Paganini vu par son médecin
La technique de Paganini
Article en Mars 1912 dans la revue Musica
Paganini eut ce rare privilège d’être, de son vivant, un personnage de légende. Abstraction faite de toute considération musicale, il fut tenu par ses contemporains pour être en dehors de l’humanité. Il réalisa au plus haut degré ces deux conditions qui ajoutent au prestige de toute supériorité reconnue ; il fut exceptionnel et mystérieux. Et cela, il le fut à une époque éprise d’individualisme et de merveilleux en pleine effervescence romantique. Certes, dans le recul de son temps, cet homme extraordinaire nous apparaît maintenant comme un événement musical, ou mieux, si nous tenons compte de l’évolution de la technique de son instrument, comme un précurseur ; c’est même seulement depuis Wieniawsky que l’on peut se rendre compte de l’importance d’un tel virtuose dans l’histoire du violon, car il fut longtemps admis que, si prodigieux qu’il eût été, l’art de Paganini avait été vain, puisqu’aucun violoniste n’était parvenu à s’assimiler tous les apports de son mécanisme.
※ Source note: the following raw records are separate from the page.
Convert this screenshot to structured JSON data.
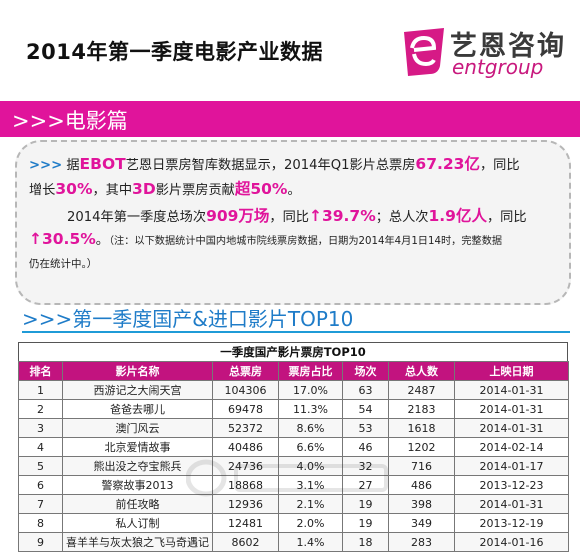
{
  "header": {
    "title": "2014年第一季度电影产业数据",
    "logo_cn": "艺恩咨询",
    "logo_en": "entgroup"
  },
  "section": {
    "title": ">>>电影篇"
  },
  "summary": {
    "l1_arrows": ">>>",
    "l1_a": " 据",
    "l1_ebot": "EBOT",
    "l1_b": "艺恩日票房智库数据显示，2014年Q1影片总票房",
    "l1_box": "67.23亿",
    "l1_c": "，同比",
    "l2_a": "增长",
    "l2_pct": "30%",
    "l2_b": "，其中",
    "l2_3d": "3D",
    "l2_c": "影片票房贡献",
    "l2_share": "超50%",
    "l2_d": "。",
    "l3_a": "2014年第一季度总场次",
    "l3_screenings": "909万场",
    "l3_b": "，同比",
    "l3_growth": "↑39.7%",
    "l3_c": "；总人次",
    "l3_admissions": "1.9亿人",
    "l3_d": "，同比",
    "l4_growth": "↑30.5%",
    "l4_a": "。",
    "l4_note": "（注：以下数据统计中国内地城市院线票房数据，日期为2014年4月1日14时，完整数据",
    "l5_note": "仍在统计中。）"
  },
  "subheading": {
    "title": ">>>第一季度国产&进口影片TOP10"
  },
  "table": {
    "title": "一季度国产影片票房TOP10",
    "columns": [
      "排名",
      "影片名称",
      "总票房",
      "票房占比",
      "场次",
      "总人数",
      "上映日期"
    ],
    "rows": [
      [
        "1",
        "西游记之大闹天宫",
        "104306",
        "17.0%",
        "63",
        "2487",
        "2014-01-31"
      ],
      [
        "2",
        "爸爸去哪儿",
        "69478",
        "11.3%",
        "54",
        "2183",
        "2014-01-31"
      ],
      [
        "3",
        "澳门风云",
        "52372",
        "8.6%",
        "53",
        "1618",
        "2014-01-31"
      ],
      [
        "4",
        "北京爱情故事",
        "40486",
        "6.6%",
        "46",
        "1202",
        "2014-02-14"
      ],
      [
        "5",
        "熊出没之夺宝熊兵",
        "24736",
        "4.0%",
        "32",
        "716",
        "2014-01-17"
      ],
      [
        "6",
        "警察故事2013",
        "18868",
        "3.1%",
        "27",
        "486",
        "2013-12-23"
      ],
      [
        "7",
        "前任攻略",
        "12936",
        "2.1%",
        "19",
        "398",
        "2014-01-31"
      ],
      [
        "8",
        "私人订制",
        "12481",
        "2.0%",
        "19",
        "349",
        "2013-12-19"
      ],
      [
        "9",
        "喜羊羊与灰太狼之飞马奇遇记",
        "8602",
        "1.4%",
        "18",
        "283",
        "2014-01-16"
      ]
    ]
  },
  "colors": {
    "brand_magenta": "#e0149b",
    "header_row": "#c2137f",
    "accent_blue": "#1f7cc8"
  }
}
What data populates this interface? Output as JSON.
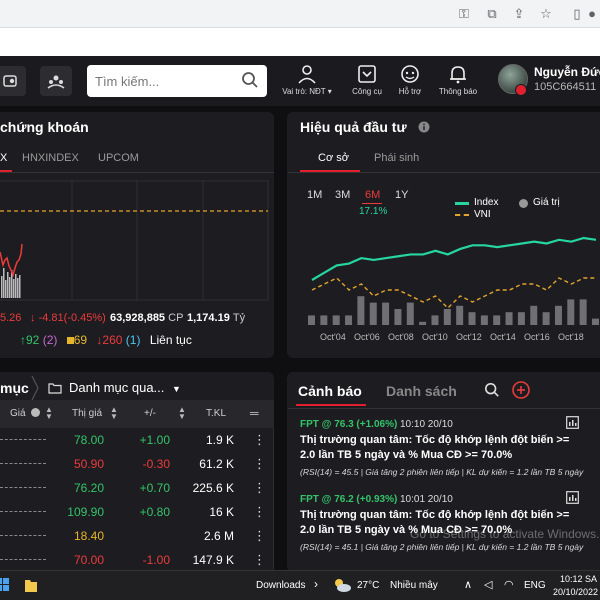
{
  "browser": {
    "icons": [
      "key-icon",
      "translate-icon",
      "share-icon",
      "star-icon",
      "split-icon",
      "avatar-icon"
    ]
  },
  "header": {
    "search_placeholder": "Tìm kiếm...",
    "nav": [
      {
        "icon": "person-icon",
        "label": "Vai trò: NĐT ▾"
      },
      {
        "icon": "handshake-icon",
        "label": "Công cụ"
      },
      {
        "icon": "support-icon",
        "label": "Hỗ trợ"
      },
      {
        "icon": "bell-icon",
        "label": "Thông báo"
      }
    ],
    "user_name": "Nguyễn Đức",
    "user_id": "105C664511"
  },
  "market": {
    "title": "chứng khoán",
    "tabs": [
      "X",
      "HNXINDEX",
      "UPCOM"
    ],
    "active_tab": 0,
    "index_value": "5.26",
    "change": "-4.81(-0.45%)",
    "volume": "63,928,885",
    "volume_unit": "CP",
    "value": "1,174.19",
    "value_unit": "Tỷ",
    "up": "92",
    "ref": "(2)",
    "unchanged": "69",
    "down": "260",
    "down_ceil": "(1)",
    "session": "Liên tục"
  },
  "performance": {
    "title": "Hiệu quả đầu tư",
    "tabs": [
      "Cơ sở",
      "Phái sinh"
    ],
    "periods": [
      "1M",
      "3M",
      "6M",
      "1Y"
    ],
    "active_period": 2,
    "return": "17.1%",
    "legend": {
      "index": "Index",
      "vni": "VNI",
      "value": "Giá trị"
    },
    "colors": {
      "index": "#27d5a0",
      "vni": "#e5a42b",
      "bar": "#6f6f74"
    }
  },
  "chart_data": {
    "type": "line",
    "x_ticks": [
      "Oct'04",
      "Oct'06",
      "Oct'08",
      "Oct'10",
      "Oct'12",
      "Oct'14",
      "Oct'16",
      "Oct'18"
    ],
    "series": [
      {
        "name": "Index",
        "values": [
          0,
          4,
          8,
          9,
          12,
          11,
          12,
          13,
          14,
          14,
          16,
          14,
          17,
          19,
          19,
          18,
          19,
          20,
          21,
          20,
          22,
          21,
          23,
          22
        ]
      },
      {
        "name": "VNI",
        "values": [
          1,
          2,
          3,
          1,
          2,
          0,
          1,
          1,
          0,
          -1,
          0,
          -2,
          0,
          -1,
          0,
          1,
          1,
          2,
          2,
          1,
          3,
          2,
          3,
          3
        ]
      },
      {
        "name": "Giá trị",
        "values": [
          3,
          3,
          3,
          3,
          9,
          7,
          7,
          5,
          7,
          1,
          3,
          5,
          6,
          4,
          3,
          3,
          4,
          4,
          6,
          4,
          6,
          8,
          8,
          2
        ]
      }
    ]
  },
  "watchlist": {
    "title": "mục",
    "portfolio": "Danh mục qua...",
    "headers": {
      "price_col": "Giá",
      "last": "Thị giá",
      "chg": "+/-",
      "vol": "T.KL"
    },
    "rows": [
      {
        "last": "78.00",
        "chg": "+1.00",
        "vol": "1.9 K",
        "color": "#34c36a"
      },
      {
        "last": "50.90",
        "chg": "-0.30",
        "vol": "61.2 K",
        "color": "#ec3b3b"
      },
      {
        "last": "76.20",
        "chg": "+0.70",
        "vol": "225.6 K",
        "color": "#34c36a"
      },
      {
        "last": "109.90",
        "chg": "+0.80",
        "vol": "16 K",
        "color": "#34c36a"
      },
      {
        "last": "18.40",
        "chg": "",
        "vol": "2.6 M",
        "color": "#e5b52b"
      },
      {
        "last": "70.00",
        "chg": "-1.00",
        "vol": "147.9 K",
        "color": "#ec3b3b"
      }
    ]
  },
  "alerts": {
    "tabs": [
      "Cảnh báo",
      "Danh sách"
    ],
    "items": [
      {
        "symbol": "FPT @ 76.3 (+1.06%)",
        "time": "10:10 20/10",
        "text": "Thị trường quan tâm: Tốc độ khớp lệnh đột biến >= 2.0 lần TB 5 ngày và % Mua CĐ >= 70.0%",
        "sub": "(RSI(14) = 45.5 | Giá tăng 2 phiên liên tiếp | KL dự kiến = 1.2 lần TB 5 ngày"
      },
      {
        "symbol": "FPT @ 76.2 (+0.93%)",
        "time": "10:01 20/10",
        "text": "Thị trường quan tâm: Tốc độ khớp lệnh đột biến >= 2.0 lần TB 5 ngày và % Mua CĐ >= 70.0%",
        "sub": "(RSI(14) = 45.1 | Giá tăng 2 phiên liên tiếp | KL dự kiến = 1.2 lần TB 5 ngày"
      }
    ],
    "watermark": "Go to Settings to activate Windows."
  },
  "taskbar": {
    "downloads": "Downloads",
    "temperature": "27°C",
    "weather": "Nhiều mây",
    "lang": "ENG",
    "time": "10:12 SA",
    "date": "20/10/2022"
  }
}
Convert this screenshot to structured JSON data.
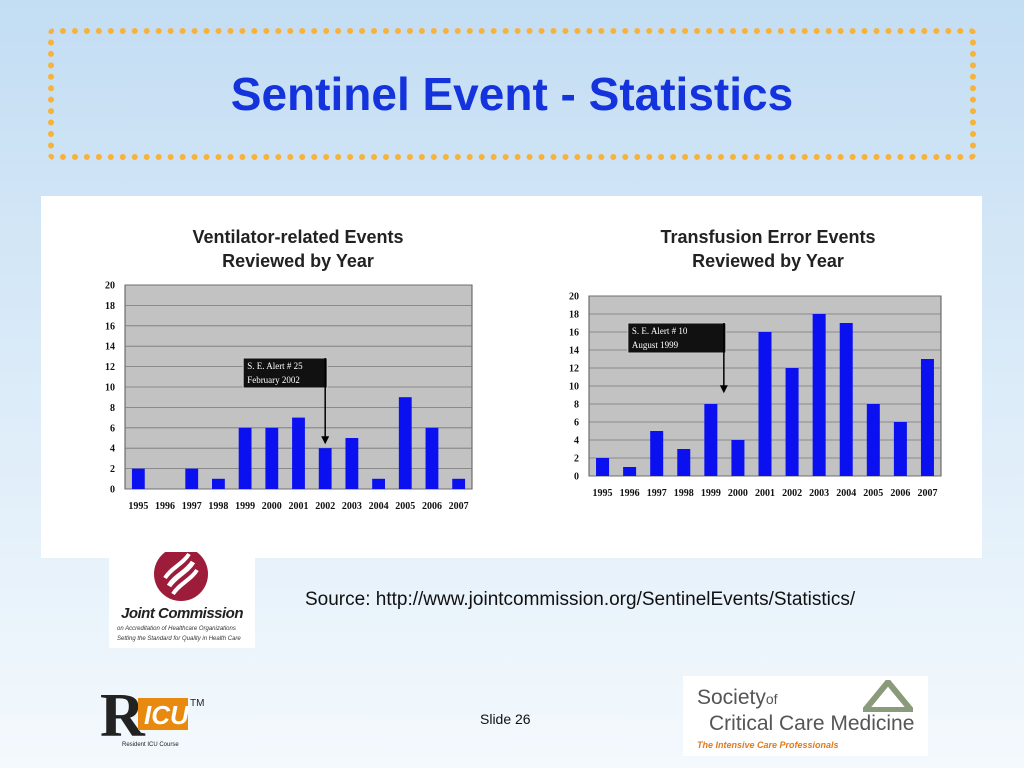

Il n’a pas fallu moins d’une génération pour que se formât une élite d’instrumentistes capables de se référer à la tradition paganinienne. Quelque opinion que l’on ait sur la virtuosité en soi, l’utilité de l’artiste qui augmente les moyens d’expression, qui éloigne les bornes des possibilités de la technique, nous semble indiscutable.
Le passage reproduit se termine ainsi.